Oil and natural gas plays an important role in defining the political and socio economic status of Saudi Arabia, with the country taking the leading position as the leading producer and distributor of oil and other petroleum products in the world. Since the discovery of crude oil in Eastern part of Saudi Arabia in 1938 by the Standard Oil of California (SoCal), the economic status of the country changed tremendously as the source of government revenue was shifted from the levies collected from the pilgrimage to mecca, to mass exports of oil. The need to have a majority share and control of oil extraction and distribution by the government of Saudi Arabia further led to the formation of the Arabian American Oil Company (ARAMCO) that granted fifty-fifty control of all the oil production in the country, thus increasing the economic and political control.
Political and socio economic power was further strengthened after the government of Saudi Arabia bought the entire Aramco in 1988 and it was later renamed Saudi Aramco. This enabled the company to explore and discover huge deposits of crude oil in areas that had not been touched, further increasing the global control of the oil industry (Gruty, 1999). The ability to control over 25 percent of the global oil industry has made Saudi to have a strong economic base as well as use this as a bargaining power in global economic issues. For instance, the country has acted in regulating political crises such as the Iraq War of 2003 and the Gulf crisis of the 1990 by using their influence in oil supplies to manipulate operations of participating countries (Champion, 2003). For instance, the Arab countries oil boycott that led to the 1973 energy crisis in the U.S led to the end of the Arab-Israel crisis as well as increased oil prices that further strengthened the country’s economic power. .

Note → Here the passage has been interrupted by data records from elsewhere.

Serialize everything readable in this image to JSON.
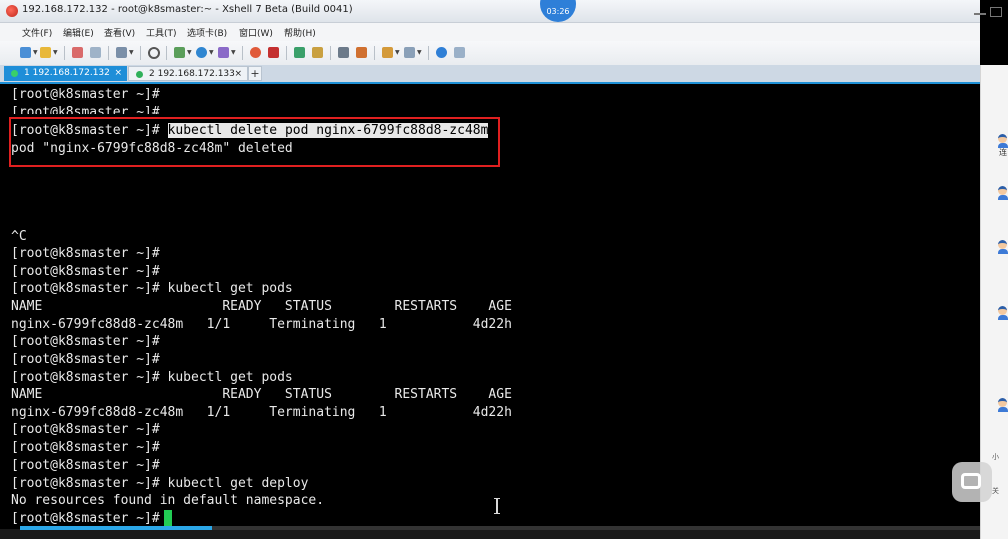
{
  "window": {
    "title": "192.168.172.132 - root@k8smaster:~ - Xshell 7 Beta (Build 0041)",
    "clock": "03:26"
  },
  "menu": [
    "文件(F)",
    "编辑(E)",
    "查看(V)",
    "工具(T)",
    "选项卡(B)",
    "窗口(W)",
    "帮助(H)"
  ],
  "tabs": [
    {
      "label": "1 192.168.172.132",
      "active": true
    },
    {
      "label": "2 192.168.172.133",
      "active": false
    }
  ],
  "terminal": {
    "lines": [
      "[root@k8smaster ~]#",
      "[root@k8smaster ~]#",
      "[root@k8smaster ~]# ",
      "pod \"nginx-6799fc88d8-zc48m\" deleted",
      "",
      "",
      "",
      "",
      "^C",
      "[root@k8smaster ~]#",
      "[root@k8smaster ~]#",
      "[root@k8smaster ~]# kubectl get pods",
      "NAME                       READY   STATUS        RESTARTS    AGE",
      "nginx-6799fc88d8-zc48m   1/1     Terminating   1           4d22h",
      "[root@k8smaster ~]#",
      "[root@k8smaster ~]#",
      "[root@k8smaster ~]# kubectl get pods",
      "NAME                       READY   STATUS        RESTARTS    AGE",
      "nginx-6799fc88d8-zc48m   1/1     Terminating   1           4d22h",
      "[root@k8smaster ~]#",
      "[root@k8smaster ~]#",
      "[root@k8smaster ~]#",
      "[root@k8smaster ~]# kubectl get deploy",
      "No resources found in default namespace.",
      "[root@k8smaster ~]# "
    ],
    "highlighted_command": "kubectl delete pod nginx-6799fc88d8-zc48m"
  },
  "right_panel": {
    "label": "连",
    "small_1": "小",
    "small_2": "关"
  },
  "playback": {
    "progress_fraction": 0.2
  },
  "colors": {
    "annotation_box": "#e02020",
    "cursor": "#22cc55",
    "active_tab": "#1e8ed8"
  }
}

Being the major exporter of oil and natural gases has also played a role in setting and regulating global oil prices as well as adjusting the oil outputs to adjust major global financial crisis such as the market fluctuation crisis of the 1990s. This indicates the fact that Petroleum has given Saudi Arabia a remarkable global representation as well as given them a bargaining power in matters of political and economic representation globally as a result of the major role that the country has played in global oil market.
Champion, D. (2003). The Paradoxical Kingdom: Saudi Arabia and the Momentum of Reform. New York: Columbia University Press.